Sunday, November 23, 2014

Negotiable Instruments Act: Cheque and Its features, Cheque vs. Bills of Exchange

Cheque and its essentials:
A Cheque is a special type of Bill of Exchange. It is drawn on banker and is required to be made payable on demand. A “cheque” is defines as “a bill of exchange drawn on a specified banker and not expressed to be payable otherwise than on demand.” [Section 6]
‘Cheque’ includes electronic image of a truncated cheque and a cheque in electronic form. The definition is amended by Amendment Act, 2002, making provision for electronic submission and clearance of cheque. The cheque is one form of Bill of Exchange. It is addressed to Banker. It cannot be made payable after some days. It must be made payable ‘on demand’.

The essentials of a Cheque are:-
a.       Essentials of Bill of Exchange:  As a cheque is a bill of exchange, it must contain the essentials of a bill of exchange. In addition there are few more essentials as below.
b.      Drawn on a specified banker:  The drawee in case of a cheque is always a specified banker.

c.       Payable on demand: The cheque is always payable on demand.
d.      No Stamp:  A Cheque does not require a stamp.
e.      Acceptance:  No acceptance is necessary by the draw before the demand for payment.
f.        Payable to bearer:  A cheque can be made payable to bearer.

When a banker is justified in dishonouring the cheque?
The banker is justified in dishonouring the customer’s cheques in the following cases:-
a)      The signature of the drawer on the cheque does not match with the specimen signature in the records of the Bank.
b)      Funds are not properly applicable to the payment of cheque. For e.g.
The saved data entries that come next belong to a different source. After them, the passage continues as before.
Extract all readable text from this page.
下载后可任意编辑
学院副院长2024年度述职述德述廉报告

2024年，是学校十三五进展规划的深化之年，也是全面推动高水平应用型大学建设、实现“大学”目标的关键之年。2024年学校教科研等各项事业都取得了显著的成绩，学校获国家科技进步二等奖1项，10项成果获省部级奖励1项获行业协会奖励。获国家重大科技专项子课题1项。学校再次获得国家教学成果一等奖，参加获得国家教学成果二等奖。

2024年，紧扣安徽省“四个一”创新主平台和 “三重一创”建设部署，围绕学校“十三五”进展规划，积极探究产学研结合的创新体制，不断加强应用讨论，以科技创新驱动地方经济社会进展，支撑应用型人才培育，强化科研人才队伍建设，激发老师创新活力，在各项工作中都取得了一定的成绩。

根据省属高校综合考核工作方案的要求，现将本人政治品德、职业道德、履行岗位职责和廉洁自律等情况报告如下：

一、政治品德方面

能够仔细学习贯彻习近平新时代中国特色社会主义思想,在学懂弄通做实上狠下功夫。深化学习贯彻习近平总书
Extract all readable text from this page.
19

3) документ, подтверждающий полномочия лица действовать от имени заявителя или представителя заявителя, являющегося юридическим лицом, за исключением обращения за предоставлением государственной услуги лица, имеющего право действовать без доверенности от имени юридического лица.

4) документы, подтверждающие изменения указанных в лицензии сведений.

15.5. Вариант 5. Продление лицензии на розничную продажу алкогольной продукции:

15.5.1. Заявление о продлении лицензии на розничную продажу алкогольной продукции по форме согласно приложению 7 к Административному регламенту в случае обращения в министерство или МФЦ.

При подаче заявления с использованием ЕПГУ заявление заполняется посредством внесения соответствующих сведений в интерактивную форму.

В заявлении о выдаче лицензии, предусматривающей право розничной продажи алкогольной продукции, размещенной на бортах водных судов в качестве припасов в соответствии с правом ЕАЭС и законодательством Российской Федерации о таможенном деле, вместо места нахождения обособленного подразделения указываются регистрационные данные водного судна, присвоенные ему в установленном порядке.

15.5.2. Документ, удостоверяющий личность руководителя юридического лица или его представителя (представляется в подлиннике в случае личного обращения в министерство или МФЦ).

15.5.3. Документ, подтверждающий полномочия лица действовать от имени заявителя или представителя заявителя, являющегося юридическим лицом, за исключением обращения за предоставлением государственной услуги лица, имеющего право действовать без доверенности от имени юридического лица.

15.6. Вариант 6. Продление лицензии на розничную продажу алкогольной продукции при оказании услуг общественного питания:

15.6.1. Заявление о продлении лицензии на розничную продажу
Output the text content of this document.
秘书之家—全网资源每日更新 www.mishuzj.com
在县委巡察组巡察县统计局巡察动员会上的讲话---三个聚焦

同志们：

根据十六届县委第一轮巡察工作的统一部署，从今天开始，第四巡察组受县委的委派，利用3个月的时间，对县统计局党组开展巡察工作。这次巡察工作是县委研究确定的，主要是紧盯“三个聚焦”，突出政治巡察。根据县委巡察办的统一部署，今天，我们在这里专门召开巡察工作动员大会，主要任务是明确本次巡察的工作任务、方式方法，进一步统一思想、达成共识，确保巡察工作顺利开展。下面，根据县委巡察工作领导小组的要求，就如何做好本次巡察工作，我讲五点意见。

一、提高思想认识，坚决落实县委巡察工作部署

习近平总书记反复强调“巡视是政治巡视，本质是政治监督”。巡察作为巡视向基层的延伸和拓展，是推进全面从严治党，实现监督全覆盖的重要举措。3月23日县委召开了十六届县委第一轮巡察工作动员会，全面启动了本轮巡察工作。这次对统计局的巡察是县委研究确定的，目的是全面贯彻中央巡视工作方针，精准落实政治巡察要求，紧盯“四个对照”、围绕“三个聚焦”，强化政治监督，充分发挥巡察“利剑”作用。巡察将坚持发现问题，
Funds are subject to lien, or banker is entitled to set-off.
c)       Customer becomes insolvent.
d)      Death, lunacy or insolvency of the customer and the banker has notice of the same.
e)      Cheque presented beyond a period of 6 months from the date of issue.
f)       If the banker is not holding sufficient funds of the drawer, unless the banker has agreed to honour the cheque without sufficient funds.
g)      If the customer countermands payment and communicates the same to the bank properly.
h)      Holder gives notice to the banker of loss of cheque.
i)        If the cheque is not presented within the usual banking hours.
j)        Where the cheque is drawn on another branch office of the same bank where the customer does not have an account.

k)      Where a garnishee order has been issued by the Court attaching customer’s balance. 

Difference between cheque and bills of exchange:
Bills of Exchange
A cheque is always drawn on a bank or banker.
A bill of exchange can be drawn on any person including a banker.

A cheque does not require any acceptance.
A bill must be accepted before the Drawee can be made liable upon it.
A cheque is payable immediately on demand without any days of grace.
A bill of exchange is normally entitled to three days of grace unless it is payable on demand.

A cheque does not require any stamp.

A bill of exchange must be stamped.
A banker is given statutory protection with regard to payment of cheques in certain circumstances.
No such protection is available to the Drawee or acceptor of a bill of exchange.

A cheque may be crossed.
Bill can never be crossed.
If not presented to the banker for payment, it does not discharge the drawer unless he suffers injury or damages.
Drawer is discharged, if bill is not presented for payment to the acceptor.

 Noting and Protesting
A cheque is not required to be noted or protested for dishonour.
A bill of exchange may be noted or protested for dishonour.